Sempre foi o diálogo

Um dos jingles mais emblemáticos antes do fim da guerra no país terá sido o produzido pela Emissora Católica de Angola, a conhecida Rádio Eclésia. Nele escutava-se o então deputado do MPLA, Adelino Marques de Almeida, dizendo que ‘negociar era extremamente perigoso, porque a rebelião deveria ser combatida com todos os meios e forças à disposição do Estado angolano’.

Ainda principiante nas lides jornalísticas, os debates promovidos pela emissora pertencente à Igreja Católica dominavam as audiências aos Sábados e conduzidos profissionalmente por alguns dos jornalistas que hoje emprestam o seu saber a outras emissoras. Ao lado de outros deputados e jornalistas, como André Passy, Alexandre Gorguel e outros, o jingle, que anos depois acabou por ser retirado, demonstrava o cansaço que determinados sectores evidenciavam na época, fruto dos acordos mal conseguidos entre o Executivo angolano e a UNITA, na altura comandada por Jonas Malheiro Savimbi.

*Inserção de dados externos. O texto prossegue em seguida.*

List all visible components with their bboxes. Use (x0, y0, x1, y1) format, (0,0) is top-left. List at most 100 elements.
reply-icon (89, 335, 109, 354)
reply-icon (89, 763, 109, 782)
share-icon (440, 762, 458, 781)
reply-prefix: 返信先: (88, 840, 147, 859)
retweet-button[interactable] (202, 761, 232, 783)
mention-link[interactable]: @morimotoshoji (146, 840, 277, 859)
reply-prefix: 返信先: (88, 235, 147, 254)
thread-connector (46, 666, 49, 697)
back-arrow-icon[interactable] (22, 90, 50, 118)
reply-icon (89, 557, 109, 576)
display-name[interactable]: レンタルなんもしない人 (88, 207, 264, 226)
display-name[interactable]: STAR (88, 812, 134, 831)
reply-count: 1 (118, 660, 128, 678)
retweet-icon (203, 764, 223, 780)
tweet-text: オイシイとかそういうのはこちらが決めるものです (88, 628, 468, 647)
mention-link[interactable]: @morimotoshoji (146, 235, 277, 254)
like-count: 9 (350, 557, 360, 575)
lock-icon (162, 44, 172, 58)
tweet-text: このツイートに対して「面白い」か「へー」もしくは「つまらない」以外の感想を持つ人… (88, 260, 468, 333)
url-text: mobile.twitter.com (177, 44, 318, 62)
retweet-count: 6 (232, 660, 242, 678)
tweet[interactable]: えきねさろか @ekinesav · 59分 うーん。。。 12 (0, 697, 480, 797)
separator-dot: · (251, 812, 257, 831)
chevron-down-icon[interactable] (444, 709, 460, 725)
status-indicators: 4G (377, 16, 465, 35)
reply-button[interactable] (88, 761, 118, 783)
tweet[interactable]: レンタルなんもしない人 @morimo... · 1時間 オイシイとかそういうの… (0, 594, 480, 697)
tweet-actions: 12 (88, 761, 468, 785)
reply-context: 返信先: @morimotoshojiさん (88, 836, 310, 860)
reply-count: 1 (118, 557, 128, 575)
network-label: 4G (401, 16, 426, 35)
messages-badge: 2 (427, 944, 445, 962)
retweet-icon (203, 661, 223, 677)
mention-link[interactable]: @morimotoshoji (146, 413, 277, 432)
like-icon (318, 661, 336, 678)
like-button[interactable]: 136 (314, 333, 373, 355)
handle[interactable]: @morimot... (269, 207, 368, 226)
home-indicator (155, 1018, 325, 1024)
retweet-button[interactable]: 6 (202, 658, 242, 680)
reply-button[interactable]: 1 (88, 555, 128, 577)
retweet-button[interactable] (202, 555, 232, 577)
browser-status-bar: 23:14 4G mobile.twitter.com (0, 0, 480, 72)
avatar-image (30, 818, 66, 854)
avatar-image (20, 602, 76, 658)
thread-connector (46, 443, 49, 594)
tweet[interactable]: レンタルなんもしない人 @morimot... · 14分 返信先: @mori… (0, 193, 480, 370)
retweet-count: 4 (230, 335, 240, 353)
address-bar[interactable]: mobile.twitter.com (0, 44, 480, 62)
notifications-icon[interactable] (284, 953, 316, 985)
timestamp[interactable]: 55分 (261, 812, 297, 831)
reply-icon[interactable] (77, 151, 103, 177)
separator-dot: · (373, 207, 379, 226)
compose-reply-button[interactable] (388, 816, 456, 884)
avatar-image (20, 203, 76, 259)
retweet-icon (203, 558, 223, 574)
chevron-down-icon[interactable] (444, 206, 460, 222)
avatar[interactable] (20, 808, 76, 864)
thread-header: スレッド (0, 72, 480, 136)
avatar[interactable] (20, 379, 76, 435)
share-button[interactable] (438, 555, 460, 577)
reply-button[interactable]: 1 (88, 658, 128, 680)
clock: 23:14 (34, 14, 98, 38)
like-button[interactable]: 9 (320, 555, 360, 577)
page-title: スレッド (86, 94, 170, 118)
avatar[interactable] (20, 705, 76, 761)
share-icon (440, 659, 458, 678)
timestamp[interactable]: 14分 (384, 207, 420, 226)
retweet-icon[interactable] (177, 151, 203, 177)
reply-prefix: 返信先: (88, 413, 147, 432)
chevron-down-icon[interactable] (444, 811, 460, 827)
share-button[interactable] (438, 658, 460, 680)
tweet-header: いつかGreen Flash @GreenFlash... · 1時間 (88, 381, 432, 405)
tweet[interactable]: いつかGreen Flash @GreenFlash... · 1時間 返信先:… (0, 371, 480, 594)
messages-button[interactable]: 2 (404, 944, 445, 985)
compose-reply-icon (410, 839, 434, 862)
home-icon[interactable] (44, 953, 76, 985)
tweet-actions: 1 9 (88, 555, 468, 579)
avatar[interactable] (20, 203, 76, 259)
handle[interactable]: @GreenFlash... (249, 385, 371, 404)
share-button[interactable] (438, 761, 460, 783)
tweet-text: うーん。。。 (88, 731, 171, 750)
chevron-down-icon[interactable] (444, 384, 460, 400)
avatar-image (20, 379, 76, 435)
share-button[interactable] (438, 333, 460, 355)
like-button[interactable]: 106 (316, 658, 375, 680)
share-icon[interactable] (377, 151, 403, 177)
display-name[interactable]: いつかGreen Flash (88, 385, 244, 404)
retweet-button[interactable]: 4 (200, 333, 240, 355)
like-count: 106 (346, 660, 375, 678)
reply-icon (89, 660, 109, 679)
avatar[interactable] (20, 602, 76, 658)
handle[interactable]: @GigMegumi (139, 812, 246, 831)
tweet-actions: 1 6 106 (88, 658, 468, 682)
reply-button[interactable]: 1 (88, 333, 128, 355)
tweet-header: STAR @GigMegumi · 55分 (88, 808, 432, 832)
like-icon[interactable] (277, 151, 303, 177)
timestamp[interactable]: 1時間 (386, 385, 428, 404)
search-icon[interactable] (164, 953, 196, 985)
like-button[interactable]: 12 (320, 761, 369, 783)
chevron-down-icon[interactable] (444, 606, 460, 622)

Não obstante as posições assumidas, algumas entidades da sociedade civil defendiam, de forma acirrada, o estabelecimento de pontes para que se chegasse às negociações que levassem à paz. Organizações como o Comité Inter-Eclesial para a Paz em Angola (COIEPA), em que despontavam nomes como os do reverendo Ntoni Nzinga, bispo Zacarias Kamuenho e noutros, bateram-se arduamente para que o calar das armas não fosse encontrado depois de inúmeras refregas militares, entre as quais a ‘última’ em Fevereiro de 2002 que ceifou a vida do líder fundador da UNITA.

Ainda assim, enquanto alguns sectores pensavam que o fim do conflito dependesse única e exclusivamente da morte de Jonas Savimbi, foi necessário que as partes se sentassem, dando origem ao conhecido Memorando do Luena, um apêndice aos acordos de Lusaka. Sendo um direito constitucionalmente consagrado, as manifestações existirão sempre. Jovens, adultos ou até anciãos terão a hombridade de as apoiar quando estiverem em causa reinvidicações que têm como base a melhoria das condições de vida e os direitos e garantias fundamentais dos cidadãos.

O que não se pode descurar é que, entre as manifestações e a resolução dos problemas, haverá sempre um intervalo de diálogo que não pode ser menosprezado. Nesta ‘guerra’ contra o desemprego, melhoria das condições de vida e até mesmo a realização das eleições autárquicas será necessário o concurso de todos. Os modelos e as formas de abordagens podem ser reinventados e acertados, mas a opção pela cadeira vazia tenderá sempre a retirar argumentos de razão a quem tem solicitações por apresentar.